Nonetheless, they concluded that inoculation with either of the UK’s two vaccines was not associated with a worsening of long Covid symptoms, quality of life, or mental wellbeing.
The ONS warned these are experimental statistics and are not yet fully developed.
Long Covid Kids, a campaign group of 1,400 parents with children suffering from the condition, welcomed the findings of the Bristol study but said more research is needed before any conclusions can be drawn.
“Clearly any sign of improvement in the wellbeing of those with long Covid is good news, and as such this study offers some tentative hope for those suffering,” co-founder Frances Simpson, a lecturer in psychology and counselling at Coventry University, told The Independent.
“As this study is not peer-reviewed and is very early research, it demands further investigations into whether there is a significant effect of the vaccine.
“If this is the case, this group needs to be made a priority group in the vaccinations. There also needs to be a focus on trials of vaccines for children, because if there is an improvement in symptoms for some people with long Covid, children must also be given the opportunity to benefit.”
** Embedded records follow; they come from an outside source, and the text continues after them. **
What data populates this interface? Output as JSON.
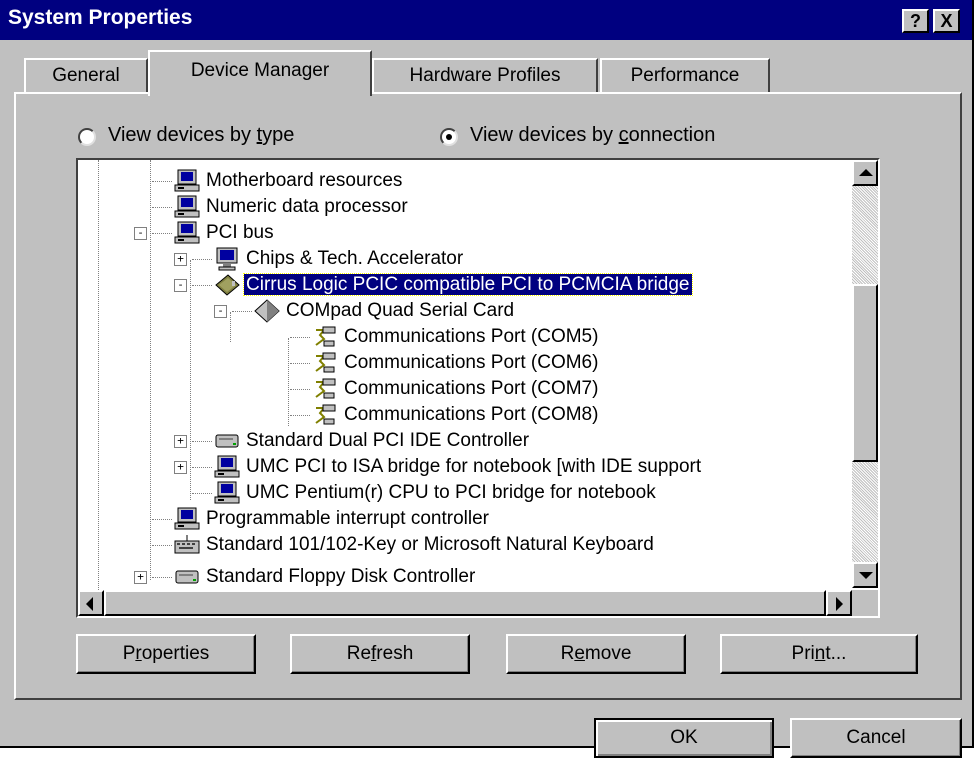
{
  "window": {
    "title": "System Properties",
    "help_label": "?",
    "close_label": "X"
  },
  "tabs": [
    {
      "label": "General"
    },
    {
      "label": "Device Manager"
    },
    {
      "label": "Hardware Profiles"
    },
    {
      "label": "Performance"
    }
  ],
  "view_options": {
    "by_type": {
      "pre": "View devices by ",
      "key": "t",
      "post": "ype",
      "selected": false
    },
    "by_connection": {
      "pre": "View devices by ",
      "key": "c",
      "post": "onnection",
      "selected": true
    }
  },
  "tree_items": [
    {
      "label": "Motherboard resources",
      "icon": "computer-icon"
    },
    {
      "label": "Numeric data processor",
      "icon": "computer-icon"
    },
    {
      "label": "PCI bus",
      "icon": "computer-icon"
    },
    {
      "label": "Chips & Tech. Accelerator",
      "icon": "monitor-icon"
    },
    {
      "label": "Cirrus Logic PCIC compatible PCI to PCMCIA bridge",
      "icon": "pcmcia-card-icon",
      "selected": true
    },
    {
      "label": "COMpad Quad Serial Card",
      "icon": "diamond-icon"
    },
    {
      "label": "Communications Port (COM5)",
      "icon": "port-icon"
    },
    {
      "label": "Communications Port (COM6)",
      "icon": "port-icon"
    },
    {
      "label": "Communications Port (COM7)",
      "icon": "port-icon"
    },
    {
      "label": "Communications Port (COM8)",
      "icon": "port-icon"
    },
    {
      "label": "Standard Dual PCI IDE Controller",
      "icon": "drive-icon"
    },
    {
      "label": "UMC PCI to ISA bridge for notebook [with IDE support",
      "icon": "computer-icon"
    },
    {
      "label": "UMC Pentium(r) CPU to PCI bridge for notebook",
      "icon": "computer-icon"
    },
    {
      "label": "Programmable interrupt controller",
      "icon": "computer-icon"
    },
    {
      "label": "Standard 101/102-Key or Microsoft Natural Keyboard",
      "icon": "keyboard-icon"
    },
    {
      "label": "Standard Floppy Disk Controller",
      "icon": "drive-icon"
    }
  ],
  "buttons": {
    "properties": {
      "pre": "P",
      "key": "r",
      "post": "operties"
    },
    "refresh": {
      "pre": "Re",
      "key": "f",
      "post": "resh"
    },
    "remove": {
      "pre": "R",
      "key": "e",
      "post": "move"
    },
    "print": {
      "pre": "Pri",
      "key": "n",
      "post": "t..."
    },
    "ok": "OK",
    "cancel": "Cancel"
  },
  "colors": {
    "titlebar": "#000080",
    "face": "#c0c0c0",
    "selection": "#000080"
  }
}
LongCovidSOS, another group dedicated to supporting those suffering from persistent symptoms, said the study was “certainly encouraging”.
It added that it had recently launched research of its own to gather more evidence on the impact of vaccination on long-haulers.
The findings of the Bristol study come as UK Biobank, a large-scale biomedical database, announced new research into the long-term health effects of Covid-19.
In the largest analysis of its kind, 500,000 people in Britain will be offered a self-test kit to find out if they have Sars-Cov-2 antibodies.
This data will be used alongside information on the individuals’ genetic make-up and lifestyle to allow scientists to closely study long Covid.
Professor Naomi Allen, chief scientist of UK Biobank, said: “Much is known about the short-term effects of Sars-Cov-2, but very little is known about its longer-term health effects.
“The addition of information on which participants in UK Biobank have been infected will provide researchers across the world with a unique data set to assess any long-term health impacts of the virus.”